Either that, or this is the last puzzle, and whomever digs out the answer wins the gold . . . .
EDIT: Tried something different–converted the hex to binary and then converted the result to an image. Could be a fluke, but here it is: Hex to Binary Attempt
Well, it looks like a pattern all right…
Hmm… red stripes… Isn’t there a decal texture with red stripes? I’m just grasping at straws here, but maybe the .VMT for it has ‘extra’ content?
Good point–there is a texture file called “stripes_red01” in the materials folder. Don’t see anything on it, however. It is very similar to the binary image though . . . .
EDIT: There are also black and white versions of the stripes file, named accordingly. Unfortunately, it seems like a dead end, but it was definitely a solid guess.
No, it is a false pattern, just a warning before we head off too far to that dead end.
The reason you got dark strips marching across the image is the fact that you break the lines every 32 digits in your .txt file. The problem is when you’re breaking a line, for instance by tapping the Enter key, you’re actually introducing foreign characters into the data. These foreign characters are the famous “\r\n” (carriage return and linefeed characters) which are familiar to all Windows programmers.
Since you’re breaking every 32 digits, those two characters would repeat every 32 digits, hence the two dark blocks appearing consistently in the image. It is actually an introduced pattern due to not being careful in handling of data.
Ah, okay I see what you’re saying. Bugger . . . .
To be fair, it seems straws are all we have left.
Has anyone tried deCoding tHe Hex CipHer witH SHA-1? It’s a part of tHe OTR protoCol, and it takes a Hex input and a password.
(sorry about tHe random Caps, tHe C & H keys on my keyboard won’t work for some reason unless I Hold sHift)
SHA-1 is a hash function. It is not reversible.
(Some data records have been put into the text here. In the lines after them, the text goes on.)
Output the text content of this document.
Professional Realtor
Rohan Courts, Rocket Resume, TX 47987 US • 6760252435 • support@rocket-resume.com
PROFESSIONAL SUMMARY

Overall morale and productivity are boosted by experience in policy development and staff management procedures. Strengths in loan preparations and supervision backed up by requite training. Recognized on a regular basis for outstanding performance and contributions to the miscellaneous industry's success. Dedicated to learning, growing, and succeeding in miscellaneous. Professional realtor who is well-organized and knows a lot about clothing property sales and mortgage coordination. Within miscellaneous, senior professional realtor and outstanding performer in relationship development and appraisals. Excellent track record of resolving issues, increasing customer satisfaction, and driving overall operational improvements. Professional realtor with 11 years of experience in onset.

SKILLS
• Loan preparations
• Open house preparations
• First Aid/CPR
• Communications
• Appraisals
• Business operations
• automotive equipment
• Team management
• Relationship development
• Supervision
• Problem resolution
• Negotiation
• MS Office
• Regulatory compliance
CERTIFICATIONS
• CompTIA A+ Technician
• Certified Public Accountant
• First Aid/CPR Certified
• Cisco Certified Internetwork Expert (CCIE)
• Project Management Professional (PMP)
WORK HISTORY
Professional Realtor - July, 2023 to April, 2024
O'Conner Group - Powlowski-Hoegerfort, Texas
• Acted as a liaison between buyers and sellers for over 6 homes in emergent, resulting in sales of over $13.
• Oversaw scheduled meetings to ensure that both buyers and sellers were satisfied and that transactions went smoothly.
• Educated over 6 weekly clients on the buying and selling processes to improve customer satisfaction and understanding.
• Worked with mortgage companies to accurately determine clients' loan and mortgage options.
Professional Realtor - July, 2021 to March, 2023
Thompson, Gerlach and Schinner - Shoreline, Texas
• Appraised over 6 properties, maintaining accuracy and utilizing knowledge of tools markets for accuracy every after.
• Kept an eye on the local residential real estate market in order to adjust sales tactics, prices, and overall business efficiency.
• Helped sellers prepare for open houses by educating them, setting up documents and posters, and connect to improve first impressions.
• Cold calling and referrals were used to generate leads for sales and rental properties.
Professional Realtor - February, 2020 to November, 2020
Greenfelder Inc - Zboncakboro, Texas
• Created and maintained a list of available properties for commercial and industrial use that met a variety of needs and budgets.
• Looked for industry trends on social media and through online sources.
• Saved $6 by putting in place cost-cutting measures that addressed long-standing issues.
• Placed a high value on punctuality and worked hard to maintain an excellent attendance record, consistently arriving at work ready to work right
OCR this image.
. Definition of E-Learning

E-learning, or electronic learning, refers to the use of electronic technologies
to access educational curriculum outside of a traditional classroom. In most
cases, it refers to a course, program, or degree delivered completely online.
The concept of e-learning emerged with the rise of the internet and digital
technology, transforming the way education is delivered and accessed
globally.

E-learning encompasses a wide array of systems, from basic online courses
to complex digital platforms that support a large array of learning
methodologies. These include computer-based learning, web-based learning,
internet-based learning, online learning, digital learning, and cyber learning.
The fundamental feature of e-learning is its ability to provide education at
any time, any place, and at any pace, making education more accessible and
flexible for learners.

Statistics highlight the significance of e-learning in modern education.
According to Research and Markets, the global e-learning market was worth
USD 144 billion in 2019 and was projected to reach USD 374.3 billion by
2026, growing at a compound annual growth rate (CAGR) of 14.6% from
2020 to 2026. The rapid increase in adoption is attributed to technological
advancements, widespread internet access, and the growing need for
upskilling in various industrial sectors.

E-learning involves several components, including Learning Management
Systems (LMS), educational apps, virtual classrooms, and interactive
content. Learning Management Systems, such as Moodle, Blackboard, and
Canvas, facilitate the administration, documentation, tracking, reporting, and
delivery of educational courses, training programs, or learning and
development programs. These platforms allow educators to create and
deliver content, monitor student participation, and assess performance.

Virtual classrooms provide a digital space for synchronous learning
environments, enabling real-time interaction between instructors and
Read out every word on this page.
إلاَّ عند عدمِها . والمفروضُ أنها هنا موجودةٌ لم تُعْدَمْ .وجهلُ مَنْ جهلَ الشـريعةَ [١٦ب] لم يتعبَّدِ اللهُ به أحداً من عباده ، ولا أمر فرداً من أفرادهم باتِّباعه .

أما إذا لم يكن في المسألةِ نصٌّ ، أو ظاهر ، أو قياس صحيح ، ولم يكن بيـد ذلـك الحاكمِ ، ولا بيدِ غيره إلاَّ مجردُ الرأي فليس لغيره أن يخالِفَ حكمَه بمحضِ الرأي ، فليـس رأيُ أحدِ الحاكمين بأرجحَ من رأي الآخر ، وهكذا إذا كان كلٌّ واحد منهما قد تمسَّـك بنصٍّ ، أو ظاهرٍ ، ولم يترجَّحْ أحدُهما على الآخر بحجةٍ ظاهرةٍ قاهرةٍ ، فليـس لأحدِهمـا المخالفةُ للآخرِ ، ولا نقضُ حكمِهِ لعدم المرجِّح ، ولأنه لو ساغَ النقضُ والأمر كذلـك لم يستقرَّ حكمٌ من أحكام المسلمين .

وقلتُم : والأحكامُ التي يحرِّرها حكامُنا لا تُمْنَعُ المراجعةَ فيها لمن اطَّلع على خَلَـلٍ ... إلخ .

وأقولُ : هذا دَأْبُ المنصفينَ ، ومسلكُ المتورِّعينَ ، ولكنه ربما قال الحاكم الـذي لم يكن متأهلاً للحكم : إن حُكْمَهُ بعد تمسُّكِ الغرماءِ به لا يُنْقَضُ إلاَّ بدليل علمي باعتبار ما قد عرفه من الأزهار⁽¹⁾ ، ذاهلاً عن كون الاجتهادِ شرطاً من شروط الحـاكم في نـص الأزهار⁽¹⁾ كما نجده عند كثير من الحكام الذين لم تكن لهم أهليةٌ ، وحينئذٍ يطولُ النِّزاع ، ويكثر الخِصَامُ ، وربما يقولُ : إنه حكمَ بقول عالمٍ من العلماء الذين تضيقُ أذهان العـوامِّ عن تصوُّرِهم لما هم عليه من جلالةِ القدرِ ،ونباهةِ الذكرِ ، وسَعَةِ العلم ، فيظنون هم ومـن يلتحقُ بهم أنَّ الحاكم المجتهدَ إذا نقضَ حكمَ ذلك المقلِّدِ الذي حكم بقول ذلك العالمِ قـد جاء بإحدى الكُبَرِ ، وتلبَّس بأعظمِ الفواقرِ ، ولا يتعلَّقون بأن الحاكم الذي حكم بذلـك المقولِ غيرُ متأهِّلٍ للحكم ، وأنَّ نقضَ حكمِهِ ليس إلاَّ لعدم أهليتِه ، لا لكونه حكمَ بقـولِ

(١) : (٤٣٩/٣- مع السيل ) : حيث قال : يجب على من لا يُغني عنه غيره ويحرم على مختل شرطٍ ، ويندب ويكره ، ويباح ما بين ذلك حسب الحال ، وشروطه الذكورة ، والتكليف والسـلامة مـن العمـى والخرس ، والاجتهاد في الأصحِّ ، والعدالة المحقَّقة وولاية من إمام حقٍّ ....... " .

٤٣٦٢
Something I wanted to mention regarding the Benaloh / Paillier references in this ARG. It’s been mentioned before by someone on the forum that these two encryption systems are examples of homomorphic encryption. That said, I’m wondering if perhaps we have missed a step with the HALOS.txt file.
Granted, we correctly decoded the ASCII-85 text, yet were are having tons of trouble with the hexadecimal portion of the code–despite having various potential leads. One thing we’ve not considered is that the hexadecimal portion of the code may need to be shifted in some manner–for example, ROT-1 = rotate each input once. Granted, this is somewhat backwards thinking considering the input itself should be rotated, but perhaps some of the results we’ve been getting (from a one-time pad decrypter, for example) simply need to be shifted.
Anyway, just thought I’d throw it out there as some food for thought.